Using chlorophyll fluorescence to assess the fraction of absorbed light allocated to thermal dissipation of excess excitation

In the present study we explored the possibility of assessing the allocation of photons absorbed by photosystem II (PSII) antennae to thermal energy dissipation and photosynthetic electron transport in leaves of several plant species under field conditions. Changes in chlorophyll fluorescence parameters were determined in situ over the course of an entire day in the field in sun‐exposed leaves of two species with different maximal rates of photosynthesis, Helianthus annuus (sunflower) and Vinca major . Leaves of Vinca minor (periwinkle) growing in a deeply shaded location were also monitored.

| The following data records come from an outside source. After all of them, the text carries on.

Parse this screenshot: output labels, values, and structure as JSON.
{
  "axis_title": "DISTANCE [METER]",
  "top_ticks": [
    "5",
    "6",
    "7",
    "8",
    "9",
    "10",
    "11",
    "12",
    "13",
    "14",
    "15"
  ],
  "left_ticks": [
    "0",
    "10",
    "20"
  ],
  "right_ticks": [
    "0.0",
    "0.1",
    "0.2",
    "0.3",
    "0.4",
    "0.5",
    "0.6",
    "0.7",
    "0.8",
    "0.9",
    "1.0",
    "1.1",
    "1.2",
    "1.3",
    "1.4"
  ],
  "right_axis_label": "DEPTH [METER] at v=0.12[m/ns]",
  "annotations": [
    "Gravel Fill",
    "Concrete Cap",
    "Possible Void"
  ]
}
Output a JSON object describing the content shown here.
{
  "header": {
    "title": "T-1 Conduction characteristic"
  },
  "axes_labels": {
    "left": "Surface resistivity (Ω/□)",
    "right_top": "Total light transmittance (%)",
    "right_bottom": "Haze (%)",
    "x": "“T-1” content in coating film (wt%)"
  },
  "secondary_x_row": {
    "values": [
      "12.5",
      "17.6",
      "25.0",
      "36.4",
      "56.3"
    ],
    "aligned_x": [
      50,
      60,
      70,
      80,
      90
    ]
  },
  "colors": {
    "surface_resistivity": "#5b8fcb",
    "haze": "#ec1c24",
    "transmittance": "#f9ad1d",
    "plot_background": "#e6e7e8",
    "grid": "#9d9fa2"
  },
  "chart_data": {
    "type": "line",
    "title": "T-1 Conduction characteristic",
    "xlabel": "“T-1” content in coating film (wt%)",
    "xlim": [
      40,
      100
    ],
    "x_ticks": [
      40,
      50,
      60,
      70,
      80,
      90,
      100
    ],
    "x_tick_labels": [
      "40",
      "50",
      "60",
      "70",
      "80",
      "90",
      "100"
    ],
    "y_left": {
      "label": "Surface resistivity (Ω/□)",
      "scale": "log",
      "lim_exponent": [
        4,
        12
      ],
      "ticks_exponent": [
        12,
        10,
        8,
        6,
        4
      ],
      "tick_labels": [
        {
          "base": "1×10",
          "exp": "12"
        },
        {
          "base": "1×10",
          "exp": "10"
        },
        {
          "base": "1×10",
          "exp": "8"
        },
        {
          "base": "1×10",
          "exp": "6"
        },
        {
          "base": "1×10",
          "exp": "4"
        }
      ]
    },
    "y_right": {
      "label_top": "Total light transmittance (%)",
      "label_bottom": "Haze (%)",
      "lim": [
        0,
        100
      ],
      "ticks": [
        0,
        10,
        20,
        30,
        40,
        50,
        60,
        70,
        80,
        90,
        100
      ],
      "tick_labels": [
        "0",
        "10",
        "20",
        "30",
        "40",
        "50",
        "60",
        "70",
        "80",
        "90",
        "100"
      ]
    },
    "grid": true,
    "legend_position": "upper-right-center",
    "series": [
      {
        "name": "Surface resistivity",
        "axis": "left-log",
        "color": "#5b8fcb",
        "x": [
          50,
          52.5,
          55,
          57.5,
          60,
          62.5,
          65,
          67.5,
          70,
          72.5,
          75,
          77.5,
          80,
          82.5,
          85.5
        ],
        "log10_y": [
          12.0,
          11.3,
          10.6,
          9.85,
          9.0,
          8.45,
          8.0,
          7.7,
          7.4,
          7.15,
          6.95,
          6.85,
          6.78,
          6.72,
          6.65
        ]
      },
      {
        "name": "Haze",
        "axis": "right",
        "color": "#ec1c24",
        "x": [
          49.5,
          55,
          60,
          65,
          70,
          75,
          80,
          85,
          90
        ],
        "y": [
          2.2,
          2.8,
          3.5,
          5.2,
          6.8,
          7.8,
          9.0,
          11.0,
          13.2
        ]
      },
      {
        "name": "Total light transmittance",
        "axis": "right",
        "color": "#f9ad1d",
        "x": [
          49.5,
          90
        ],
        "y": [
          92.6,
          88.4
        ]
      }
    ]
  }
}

We propose using diurnal changes in the efficiency of open PSII centers (F′ v /F′ m ) in these sun and shade leaves to (a) assess diurnal changes in the allocation of absorbed light to photochemistry and thermal energy dissipation and, furthermore, (b) make an estimate of changes in the rate of thermal energy dissipation, an analogous expression to the rate of photochemistry. The fraction of light absorbed in PSII antennae that is dissipated thermally (D) is proposed to be estimated from D = 1‐F′ v /F′ m , in analogy to the widely used estimation of the fraction of light absorbed in PSII antennae (P) that is utilized in PSII photochemistry from P = F′ v /F′ m × q P (where q P is the coefficient for photochemical quenching; Genty, B., Briantais, J.‐M. & Baker, N. R. 1989. Biochim. Biophys. Acta 990: 87‐92). The rate of thermal dissipation is consequently given by D × PFD (photon flux density), again in analogy to the rate of photochemistry P × PFD, both assuming a matching behavior of photosystems I and II. Characterization of energy dissipation from the efficiency of open PSII centers allows an assessment from a single set of measurements at any time of day; this is particularly useful under field conditions where the fully relaxed reference values of variable or maximal fluorescence needed for the computation of nonphotochemical quenching may not be available. The usefulness of the assessment described above is compared with other currently used parameters to quantify nonphotochemical and photochemical chlorophyll fluorescence quenching.